Daughter Ruth noted some of the same things. “The other day I was at the house,” she recalled, “and Daddy had been watching [an old video] of himself preaching on TBN [a Christian television network]. He said, ‘I watched myself. I wonder what it felt like to have that power. I don’t have that power and strength now.’ I think he underestimates himself. He underestimates the power of gentleness. There is a power in gentleness that is not in fire and brimstone.” Ruth also noted the greater vulnerability her parents had shown as age and illness overtook them, but thought they had been true to their natures. “Mother was always sweet,” she said. “There’s never a problem. It’s all sunshine. She won’t talk about herself. And that gets worse as she gets older. She’ll never tell you how she feels. It’s always been that way, but it has intensified. She’s not supposed to lift anything, but she’ll get up from her chair and walk slowly across the room to put a log on the fire when I’m right there by the fire. One of the nurses told me that she checked on her late one night and found her kneeling by her bed in prayer. She had every excuse not to kneel—her broken body, hurting and aching—but nothing would stop her from worshiping her Lord, and that’s how she has done it. That’s Mom.”
Her father, Ruth noted (as others did through the years), had played the sick role in a different manner. “Daddy complains all the time. When he had shingles, he was in so much pain and he would say, ‘I’m dying,’ and we’d all rus
h to his bedside. And then he’d get better. Finally, Mother said, ‘Would you please just hush up and die like a Christian?’ But it’s so sweet to see him toddle in to kiss her goodnight and she raises her face to him, her eyes just sparkling to receive his kiss. Daddy is a clay pot that has allowed God to fill him with his grace.”

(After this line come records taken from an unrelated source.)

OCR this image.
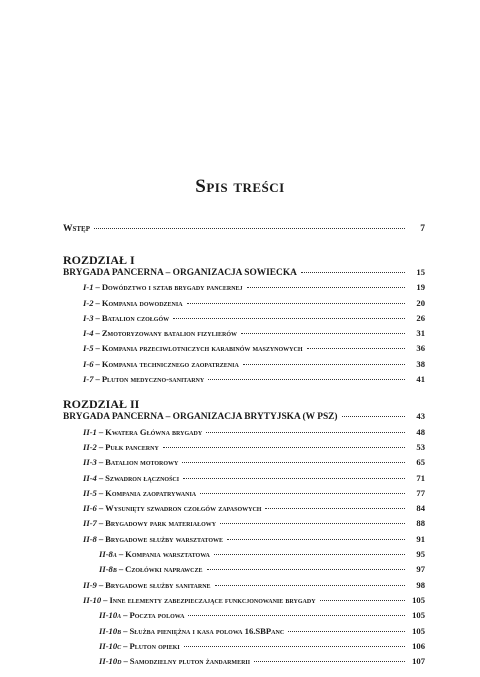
Spis treści
Wstęp	7
ROZDZIAŁ I
BRYGADA PANCERNA – ORGANIZACJA SOWIECKA	15
I-1 – Dowództwo i sztab brygady pancernej	19
I-2 – Kompania dowodzenia	20
I-3 – Batalion czołgów	26
I-4 – Zmotoryzowany batalion fizylierów	31
I-5 – Kompania przeciwlotniczych karabinów maszynowych	36
I-6 – Kompania technicznego zaopatrzenia	38
I-7 – Pluton medyczno-sanitarny	41
ROZDZIAŁ II
BRYGADA PANCERNA – ORGANIZACJA BRYTYJSKA (W PSZ)	43
II-1 – Kwatera Główna brygady	48
II-2 – Pułk pancerny	53
II-3 – Batalion motorowy	65
II-4 – Szwadron łączności	71
II-5 – Kompania zaopatrywania	77
II-6 – Wysunięty szwadron czołgów zapasowych	84
II-7 – Brygadowy park materiałowy	88
II-8 – Brygadowe służby warsztatowe	91
II-8a – Kompania warsztatowa	95
II-8b – Czołówki naprawcze	97
II-9 – Brygadowe służby sanitarne	98
II-10 – Inne elementy zabezpieczające funkcjonowanie brygady	105
II-10a – Poczta polowa	105
II-10b – Służba pieniężna i kasa polowa 16.SBPanc	105
II-10c – Pluton opieki	106
II-10d – Samodzielny pluton żandarmerii	107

Anne Lotz also showed appreciation for her father’s increased vulnerability and for the opportunity to be of service to him as his earthly life drew to a close. She spoke with obvious gratitude at his request that she be with him at the Mayo Clinic when, in June 2000, a shunt was placed in his brain to reduce the pressure from hydrocephalus. Within a day of returning to North Carolina, she learned that the procedure had not worked as hoped and that additional surgery was required. She quickly booked another flight to Minnesota. “It happened to be on Father’s Day,” she recalled. “I got there and was sitting in the chair. Daddy was asleep, and I just started to cry, because his head was now totally shaved and he had this little green cap on, and he looked so frail. I asked God to help me get hold of myself, and he did. When Daddy woke up, I was fine. I was under control. He looked at me, and his eyes focused, and he said, ‘Anne, what are you doing here?’ and I told him, ‘Happy Father’s Day.’ I couldn’t remember a Father’s Day when I knew where he was, much less be able to be with him. I told him I was on my way to New York [to be on the Today show] and wanted to spend Father’s Day with him. He just grinned and said, ‘Anne, this isn’t on the way to New York.’ We both got really emotional. I stayed with him once again until I knew he was out of the woods. It is one of the most precious blessings I feel God has ever given to me.